В Ташкенте я увидел арбуз. Огромный, влажный, прохладный, такой летний со всеми своими косточками, зеленым хвостиком и полосками. И я уже видел, как дрогнули бородатые лица, как хлопнули меня по плечу полярники и сказали снисходительно: «Что ж, ничего, порядок…»
Я с трудом уволок арбуз по трапу самолета. Еще большего труда стоило уговорить пилотов спрятать его в холодильник.
Переворота арбуз не сделал, но ему были рады. Мохнатых и насупленных я не нашел. Были люди, каких я встречал в Москве. Каждый день.
…В бараке мне жить не пришлось. Хотя в поселке в дни прихода «Лены» тесновато, меня поселили в комнатке при каком-то складе аппаратуры. Пятый день я живу в крепком, очень теплом доме, в доме, который никогда не увижу. Дом завален снегом по самую макушку. От моих дверей к другим домикам ведет сложный лабиринт ходов и траншей, откопанных в снегу. На всякий случай в доме есть выходной люк. В сильные заносы придется гулять через потолок. Иногда почти по крышам ходит бульдозер, снимает излишки снега. Снег, оказывается, невероятно тяжелая штука.

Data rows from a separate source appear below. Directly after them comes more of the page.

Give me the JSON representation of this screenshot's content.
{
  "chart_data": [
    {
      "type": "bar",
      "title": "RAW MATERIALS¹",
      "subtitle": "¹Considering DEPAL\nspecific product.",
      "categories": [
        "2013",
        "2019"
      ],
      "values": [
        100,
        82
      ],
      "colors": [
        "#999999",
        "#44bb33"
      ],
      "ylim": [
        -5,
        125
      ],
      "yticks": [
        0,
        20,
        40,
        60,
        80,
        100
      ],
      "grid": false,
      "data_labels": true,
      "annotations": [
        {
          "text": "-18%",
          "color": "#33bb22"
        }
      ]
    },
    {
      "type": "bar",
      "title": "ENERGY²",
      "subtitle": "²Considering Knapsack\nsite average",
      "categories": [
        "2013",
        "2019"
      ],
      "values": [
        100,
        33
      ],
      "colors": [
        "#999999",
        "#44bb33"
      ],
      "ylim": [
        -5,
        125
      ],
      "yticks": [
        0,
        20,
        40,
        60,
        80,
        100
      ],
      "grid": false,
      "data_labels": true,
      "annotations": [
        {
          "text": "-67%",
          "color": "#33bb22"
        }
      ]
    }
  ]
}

Поселок расположен в сравнительно удачном уголке Антарктиды. Летом здесь очень тепло, например минус два градуса. По улицам-лабиринтам снеговая каша хлюпает водой. Вездеходы обдают прохожих зевак талой водичкой, смешанной с гремучими льдинками. Водитель ухмыляется, как московский лихач-таксист. Когда с юга поддувает ветер и льдинки цепенеют в лужах, на весь поселок раздается пронзительный визг снега. Бревенчатые сани-волокуши поют по снегу, орут, визжат, скрипят, как поросята на свиноферме, расположенной за поселком.
Снег, оледеневший, зернистый, сияет на солнце битым стеклом и хрустит и звенит под санями, как стекло. Весь день сани, прицепленные к тягачам, возят ящики с красной полосой на боку, доски, мешки, бочки, фанеру. Их выгружают па берег с «Лены». Там, где она стоит, у ледяного припая, темнеет жутко синяя, как сам, наверное, синий-синий цвет, морская равнина с таким ароматным названием — океан. Правда, называется видимая часть воды морем, но за ней лежит океан, а море никакими берегами не очерчено, поэтому все говорят: океан.

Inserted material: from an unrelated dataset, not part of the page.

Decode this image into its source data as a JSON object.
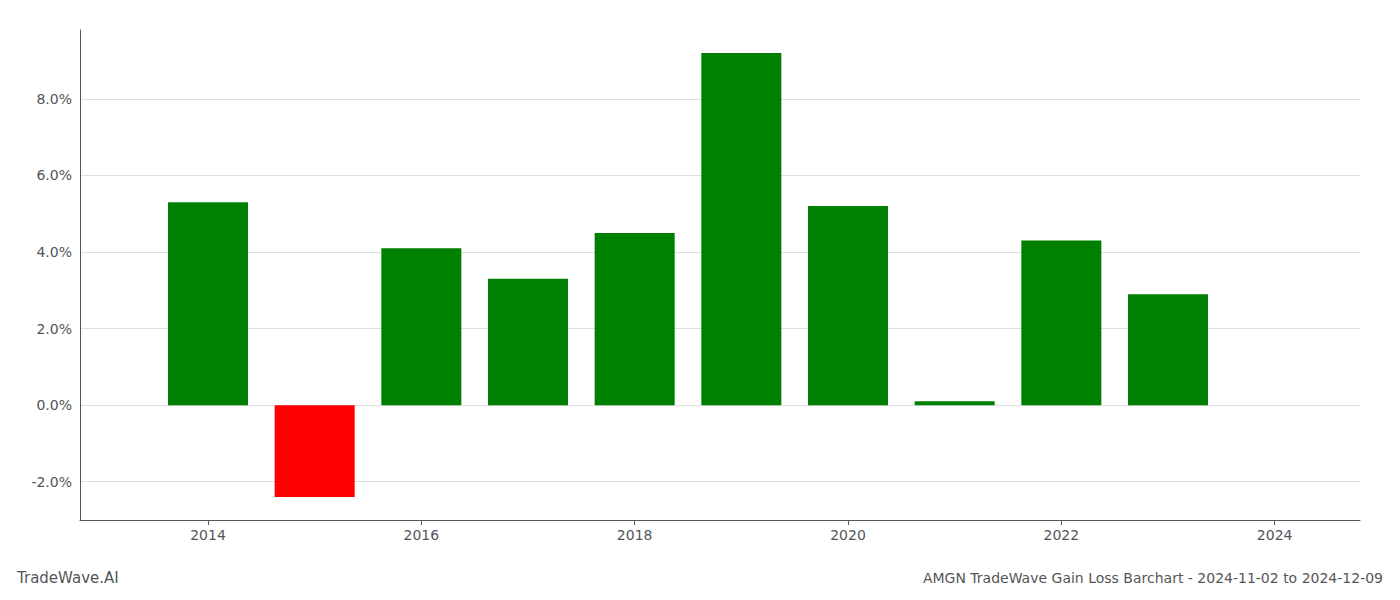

Если смотреть на воду в иллюминатор натопленной каюты, синева кажется горячей по-южному. Солнечный свет ослепителен. По-моему, ярче намного, чем в тропиках или в той же Индии. Но и солнечный свет, и синева обманчивы. На солнце я загорел и обжег по неопытности губы, а свет был как снег, а синева — как лед.

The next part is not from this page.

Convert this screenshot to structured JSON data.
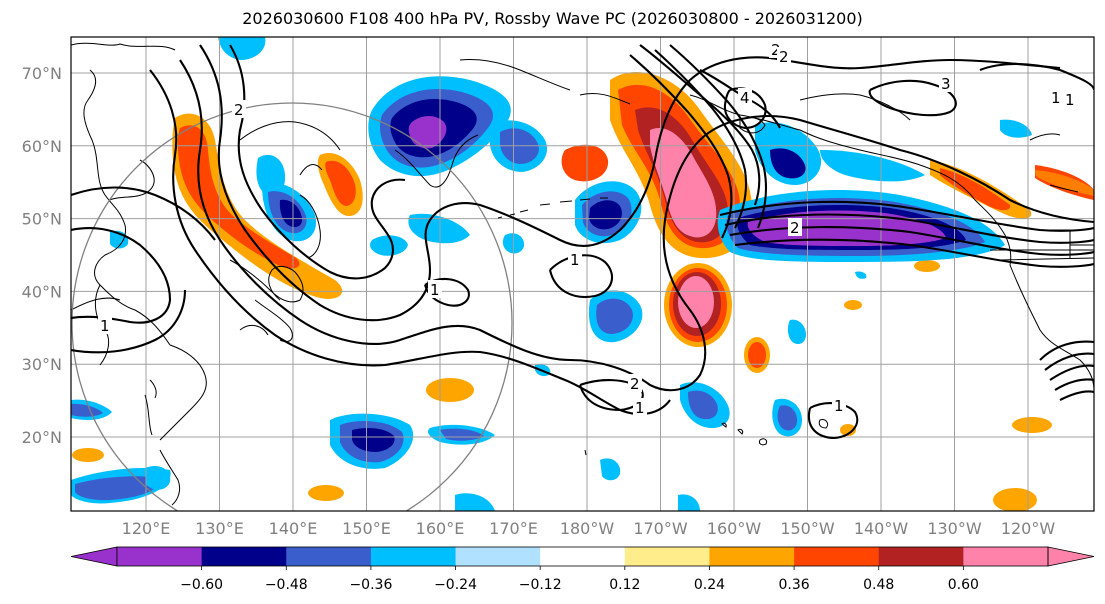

Мы ходим в оранжевых утепленных комбинезонах, в резиновых, с воздушной прослойкой сапогах, а рот у меня воспален от солнца, говорить больно, и на глазах очки последней пляжной модели.
Доктор наложил на мое лицо марлевую повязку, и я поневоле стал неразговорчивым.
— Привыкайте, — сказал Начальник станции, — вам ехать на полюс холода. Вот где страсти-мордасти. А здесь — акклиматизация, курорт.
Каждый день мы потеем на этой самой акклиматизации: помогаем выгружать ящики на складах или что-нибудь откапываем от зимних завалов: метеостанцию, баню, столовую, радиомачты, арку на въезде в поселок, бензобаки, госпиталь.
Работаем, пока слушаются руки, потому что вечер не наступает, не кончается день, а солнце только слегка склоняется к лиловым вершинам голых почему-то скал.
И это самое удобное время для работы, когда подмораживает, лед не так сильно плывет, и мы едем на вездеходах к берегу.
Берег — просто ледник, уходящий в море. Лед испитой, бурый, в трещинах, в ямах от воды, необоримый, кажется, никакими силами здешний лед, он искрошен по самой кромке, падает, бухает глыбами в синюю воду, и линия причала, у которого стоит «Лена», меняется прямо на глазах. Берег отступает от «Лены». Вмороженные в лед бревна с хрустом выламывают звонкие до предела швартовые канаты. «Лена» дрожит, подгоняя себя винтом к причалу. Плеск идет по щербатому срезу льда, шелест винтов и моря, шелест ветра в канатах, по крутым высоким бокам «Лены», по хрупающим битым осколкам, плеск и шелест.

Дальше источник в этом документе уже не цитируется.